Technology for the People

The UC Santa Barbara Technology Management Program's 16th annual New Venture Competition finals turns out another great crop of tech entrepreneurs

When you’re out on the town, or making the holiday rounds, or even going to a boozy business dinner, who can you rely on to get you home in one piece? Your similarly inebriated companions? You, with your impaired judgment?

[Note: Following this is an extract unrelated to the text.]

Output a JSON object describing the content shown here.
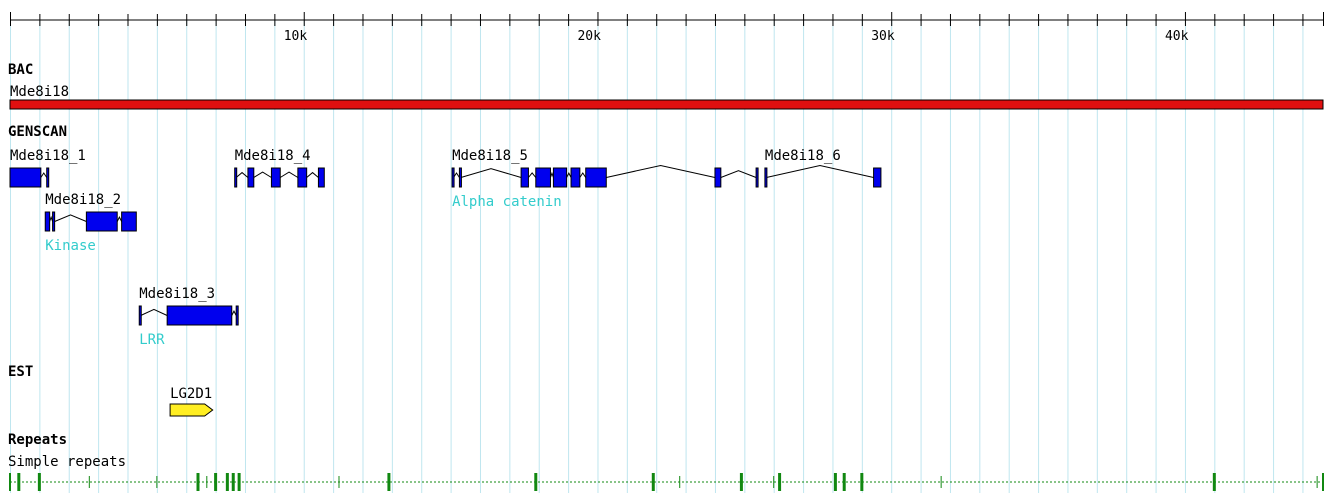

If technology entrepreneurs Bob Lansdorp, Daniel Imberman, Netz Arroyo and Evan Strenk — the big winners of the 2015 UC Santa Barbara Technology Management Program’s New Venture Competition (NVC) — have their way, that entire hazy decision-making process would be a thing of the past. Thanks to Milo, a discreet wearable sensor that monitors your blood alcohol level through your sweat and sends out notifications based on its readings, you would know just how hard the alcohol is hitting you. But, perhaps more importantly, so would your non-drunk pre-designated driver friends who can swoop in before the night takes a wrong turn.

The idea was such a hit with the judges at the NVC finals that the group took home not just the $10,000 Grand Prize, but also the $7,500 First Place prize in the Tech-Driven category and the $2,500 People’s Choice award.

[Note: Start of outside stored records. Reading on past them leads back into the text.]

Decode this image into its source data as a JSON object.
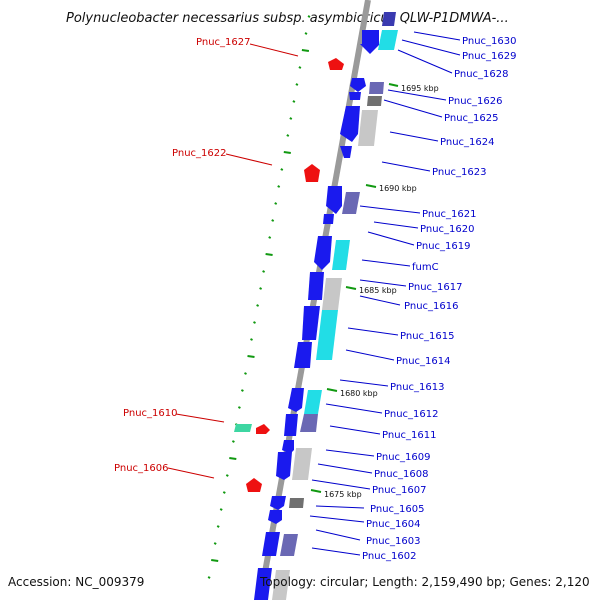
{
  "title": "Polynucleobacter necessarius subsp. asymbioticus QLW-P1DMWA-...",
  "accession": "Accession: NC_009379",
  "summary": "Topology: circular; Length: 2,159,490 bp; Genes: 2,120",
  "colors": {
    "cds_forward": "#1a1aee",
    "cds_forward_dark": "#0000cc",
    "cyan": "#22dde6",
    "gray": "#c7c7c7",
    "slate": "#6a68b4",
    "red": "#ee1111",
    "green_dot": "#119911",
    "blue_label": "#0000cc",
    "red_label": "#cc0000"
  },
  "kbp_marks": [
    {
      "label": "1695 kbp",
      "kbp": 1695
    },
    {
      "label": "1690 kbp",
      "kbp": 1690
    },
    {
      "label": "1685 kbp",
      "kbp": 1685
    },
    {
      "label": "1680 kbp",
      "kbp": 1680
    },
    {
      "label": "1675 kbp",
      "kbp": 1675
    }
  ],
  "genes_right": [
    {
      "label": "Pnuc_1630"
    },
    {
      "label": "Pnuc_1629"
    },
    {
      "label": "Pnuc_1628"
    },
    {
      "label": "Pnuc_1626"
    },
    {
      "label": "Pnuc_1625"
    },
    {
      "label": "Pnuc_1624"
    },
    {
      "label": "Pnuc_1623"
    },
    {
      "label": "Pnuc_1621"
    },
    {
      "label": "Pnuc_1620"
    },
    {
      "label": "Pnuc_1619"
    },
    {
      "label": "fumC"
    },
    {
      "label": "Pnuc_1617"
    },
    {
      "label": "Pnuc_1616"
    },
    {
      "label": "Pnuc_1615"
    },
    {
      "label": "Pnuc_1614"
    },
    {
      "label": "Pnuc_1613"
    },
    {
      "label": "Pnuc_1612"
    },
    {
      "label": "Pnuc_1611"
    },
    {
      "label": "Pnuc_1609"
    },
    {
      "label": "Pnuc_1608"
    },
    {
      "label": "Pnuc_1607"
    },
    {
      "label": "Pnuc_1605"
    },
    {
      "label": "Pnuc_1604"
    },
    {
      "label": "Pnuc_1603"
    },
    {
      "label": "Pnuc_1602"
    }
  ],
  "genes_left": [
    {
      "label": "Pnuc_1627"
    },
    {
      "label": "Pnuc_1622"
    },
    {
      "label": "Pnuc_1610"
    },
    {
      "label": "Pnuc_1606"
    }
  ]
}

The competition was fierce for the rest in cash prizes handed out at the event. ChemoGuard Diagnostics, a screening test that may help doctors tailor chemotherapy to individual patients, took home the $5,000 Elings Prize and tied with augmented visualization technology creators Caugnate for the $2,500 second prize in the Tech-Driven category. The $7,500 First Place prize in the Market Pull category — which recognizes existing customer needs — went to INSiiGHT, eye-tracking technology that could assist web developers optimize websites and drive traffic. Meanwhile, Slightly Nutty, an organic, pre-consumer waste-fed cricket protein source aimed at producing high-quality sustainable protein powder, tied with Sesamo, an app that puts hotel keycard technology on the smartphone, for the $2,500 Market Pull Second Prize.

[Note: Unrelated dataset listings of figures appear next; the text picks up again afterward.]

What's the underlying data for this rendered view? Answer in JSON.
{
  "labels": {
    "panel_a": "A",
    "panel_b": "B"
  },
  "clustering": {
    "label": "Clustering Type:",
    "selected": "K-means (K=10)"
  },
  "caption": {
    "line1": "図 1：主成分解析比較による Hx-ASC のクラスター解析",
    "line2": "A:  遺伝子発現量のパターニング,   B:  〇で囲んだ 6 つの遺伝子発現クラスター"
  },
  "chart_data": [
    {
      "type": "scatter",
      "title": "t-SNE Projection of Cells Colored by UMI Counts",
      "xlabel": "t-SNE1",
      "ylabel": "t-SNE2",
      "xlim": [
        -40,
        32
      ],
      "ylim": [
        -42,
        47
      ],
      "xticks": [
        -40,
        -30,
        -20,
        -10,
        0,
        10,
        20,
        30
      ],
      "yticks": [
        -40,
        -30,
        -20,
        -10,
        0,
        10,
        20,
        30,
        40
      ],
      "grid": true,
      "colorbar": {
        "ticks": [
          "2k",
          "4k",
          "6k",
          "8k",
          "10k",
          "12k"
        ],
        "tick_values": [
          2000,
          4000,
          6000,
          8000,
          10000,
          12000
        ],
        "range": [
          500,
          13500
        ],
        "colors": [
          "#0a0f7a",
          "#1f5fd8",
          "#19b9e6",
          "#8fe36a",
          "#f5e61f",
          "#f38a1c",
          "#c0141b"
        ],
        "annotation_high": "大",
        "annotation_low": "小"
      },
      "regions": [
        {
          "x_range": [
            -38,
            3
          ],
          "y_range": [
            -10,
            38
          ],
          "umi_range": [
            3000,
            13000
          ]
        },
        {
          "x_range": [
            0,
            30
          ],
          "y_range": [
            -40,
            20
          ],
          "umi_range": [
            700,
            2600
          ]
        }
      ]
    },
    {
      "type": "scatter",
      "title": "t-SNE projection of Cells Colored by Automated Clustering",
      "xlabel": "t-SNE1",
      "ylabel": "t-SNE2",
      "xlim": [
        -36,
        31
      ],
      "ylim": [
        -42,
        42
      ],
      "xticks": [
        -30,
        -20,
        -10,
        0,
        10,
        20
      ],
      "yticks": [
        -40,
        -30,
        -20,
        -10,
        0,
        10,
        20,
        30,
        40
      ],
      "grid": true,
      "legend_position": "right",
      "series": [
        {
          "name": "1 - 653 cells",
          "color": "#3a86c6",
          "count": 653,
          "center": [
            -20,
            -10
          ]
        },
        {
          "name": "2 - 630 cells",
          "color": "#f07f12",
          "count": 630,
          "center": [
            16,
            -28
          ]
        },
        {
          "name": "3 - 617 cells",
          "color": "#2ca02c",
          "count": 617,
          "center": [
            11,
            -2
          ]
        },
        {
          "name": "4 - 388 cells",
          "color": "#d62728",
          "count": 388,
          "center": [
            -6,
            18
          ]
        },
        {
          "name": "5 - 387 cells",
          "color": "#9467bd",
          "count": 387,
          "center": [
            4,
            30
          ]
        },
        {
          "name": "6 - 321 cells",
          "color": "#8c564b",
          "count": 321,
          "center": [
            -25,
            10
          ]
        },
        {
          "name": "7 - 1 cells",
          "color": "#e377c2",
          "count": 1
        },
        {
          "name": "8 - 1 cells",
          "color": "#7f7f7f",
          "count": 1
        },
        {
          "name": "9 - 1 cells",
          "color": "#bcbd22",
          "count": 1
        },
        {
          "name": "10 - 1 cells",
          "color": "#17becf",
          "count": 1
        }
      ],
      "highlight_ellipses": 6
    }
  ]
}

The six teams that won the finals came from an original pool of about 20 teams that entered out the eight-month TMP tech entrepreneurship program and competition. Already in its 16th year, TMP’s New Venture Competition has turned out some of the best and brightest in tech-based businesses in the region by providing essential mentoring and opportunities to develop both the technology and the entrepreneurship skills necessary to be competitive in today’s economy.